PORT-AU-PRINCE, mercredi 26 février 2025– Dans son Plan de Réponse Humanitaire 2025 rendu public ce mercredi 26 février 2025, le Bureau de la coordination des affaires humanitaires des Nations Unies (OCHA) alerte sur une situation humanitaire catastrophique en Haïti. Près de la moitié de la population, soit six millions de personnes, a aujourd’hui besoin d’une assistance d’urgence. La crise sécuritaire, l’effondrement des services de base et l’insécurité alimentaire atteignent un niveau critique, tandis que l’ONU estime nécessaire une aide financière de 908,2 millions de dollars pour soutenir 3,9 millions de personnes dans les mois à venir.
L’année 2024 a été marquée par une intensification des violences armées, plongeant la population dans une situation de souffrance extrême. L’OCHA souligne que 5 600 personnes ont été tuées, soit une augmentation de 20 % par rapport à l’année précédente. Les enlèvements se sont multipliés, avec 1 500 cas recensés, et les violences basées sur le genre ont atteint un niveau critique avec 5 857 cas signalés, dont 69 % d’agressions sexuelles. La montée en puissance des groupes armés a forcé plus d’un million de personnes à fuir leur domicile, ce qui représente 9 % de la population haïtienne. Les déplacés internes sont principalement concentrés en province, tandis que 25 % d’entre eux se trouvent à Port-au-Prince, où la violence est particulièrement aiguë.
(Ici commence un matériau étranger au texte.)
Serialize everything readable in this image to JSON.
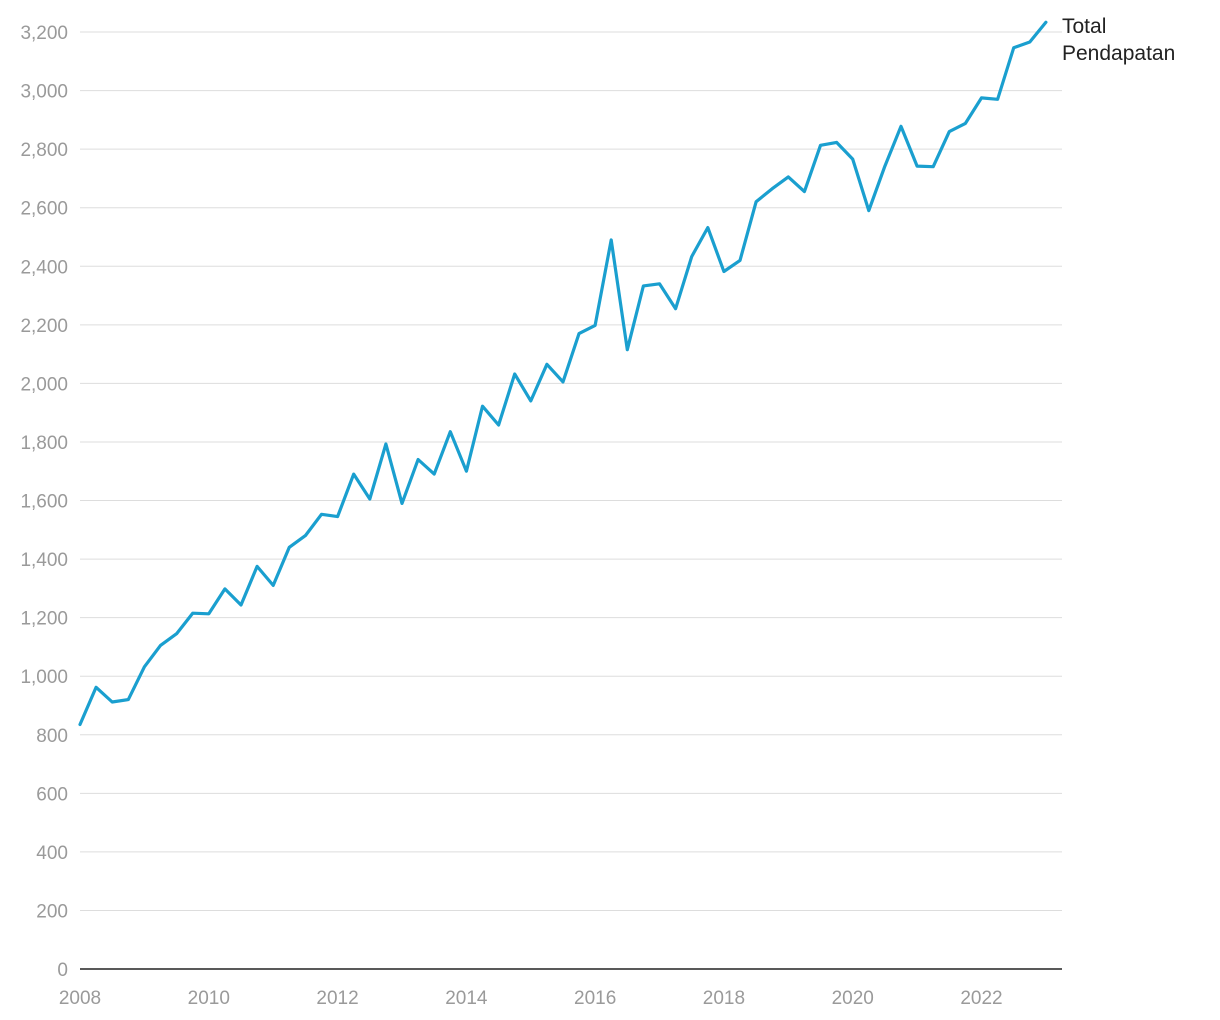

La crise alimentaire s’aggrave, menaçant la survie de millions de personnes. Selon l’OCHA, 5,5 millions d’Haïtiens sont désormais en insécurité alimentaire aiguë, un chiffre en hausse de 11 % depuis mars 2024. Parmi eux, 2 millions sont en situation d’urgence alimentaire et 6 000 personnes font face à une catastrophe alimentaire. Cette situation résulte directement de l’impact des violences sur la production agricole et les chaînes d’approvisionnement, de la flambée des prix des denrées alimentaires et des obstacles entravant l’acheminement de l’aide humanitaire dans les zones sous contrôle des groupes armés.
L’accès aux services essentiels continue de se détériorer. L’OCHA relève que seulement 27 % des hôpitaux du pays sont pleinement fonctionnels, un chiffre encore plus bas dans la région métropolitaine de Port-au-Prince. L’accès à l’eau potable est également gravement compromis, avec 23 % des déplacés internes vivant dans des sites informels où l’eau n’est pas traitée. La situation éducative est tout aussi dramatique, avec 900 écoles fermées, privant 150 000 élèves et 4 000 enseignants de toute activité scolaire. À Port-au-Prince, la présence des groupes armés empêche 16 % des enfants d’aller à l’école, une proportion qui grimpe à 43 % dans la commune de Cité Soleil.
La crise migratoire vient aggraver la situation. En 2024, 200 000 Haïtiens ont été expulsés de la République dominicaine, un chiffre qui pourrait atteindre 350 000 en 2025. Ces expulsions massives interviennent alors que les infrastructures nationales sont en ruine et que les conditions de vie des populations vulnérables se détériorent à grande vitesse.
Les catastrophes naturelles accentuent encore la précarité. Si Haïti a échappé aux cyclones en 2024, des pluies torrentielles en novembre et décembre ont provoqué des inondations dans six départements, touchant 330 000 personnes. L’OCHA rappelle que le pays reste extrêmement exposé aux aléas climatiques, ce qui complique davantage l’acheminement de l’aide humanitaire.
Face à cette crise d’une ampleur inédite, l’ONU et ses partenaires ont mis en place un Plan de Réponse Humanitaire 2025 visant à fournir une aide d’urgence à près de quatre millions de personnes. Ce plan s’appuie sur trois axes majeurs : la protection des populations vulnérables, la fourniture d’une aide humanitaire multisectorielle et le renforcement de la résilience communautaire. L’extension du Mécanisme de Réponse Rapide (RRM) à de nouvelles régions, le renforcement des dispositifs de protection contre l’exploitation et les abus sexuels (PEAS) et la création d’un fonds régional de réponse humanitaire font partie des initiatives mises en place pour maximiser l’impact des actions sur le terrain. Un projet d’action anticipatoire pour les tempêtes tropicales et ouragans a également été lancé, avec une enveloppe de 4 millions de dollars prête à être déboursée en cas de catastrophe.
L’OCHA insiste sur l’urgence d’une mobilisation internationale rapide. Les fonds nécessaires pour répondre aux besoins de la population s’élèvent à 908,2 millions de dollars, un montant qui dépasse largement les ressources allouées ces dernières années. Sans un engagement immédiat des bailleurs de fonds, la crise humanitaire en Haïti risque d’atteindre un niveau encore plus dramatique en 2025.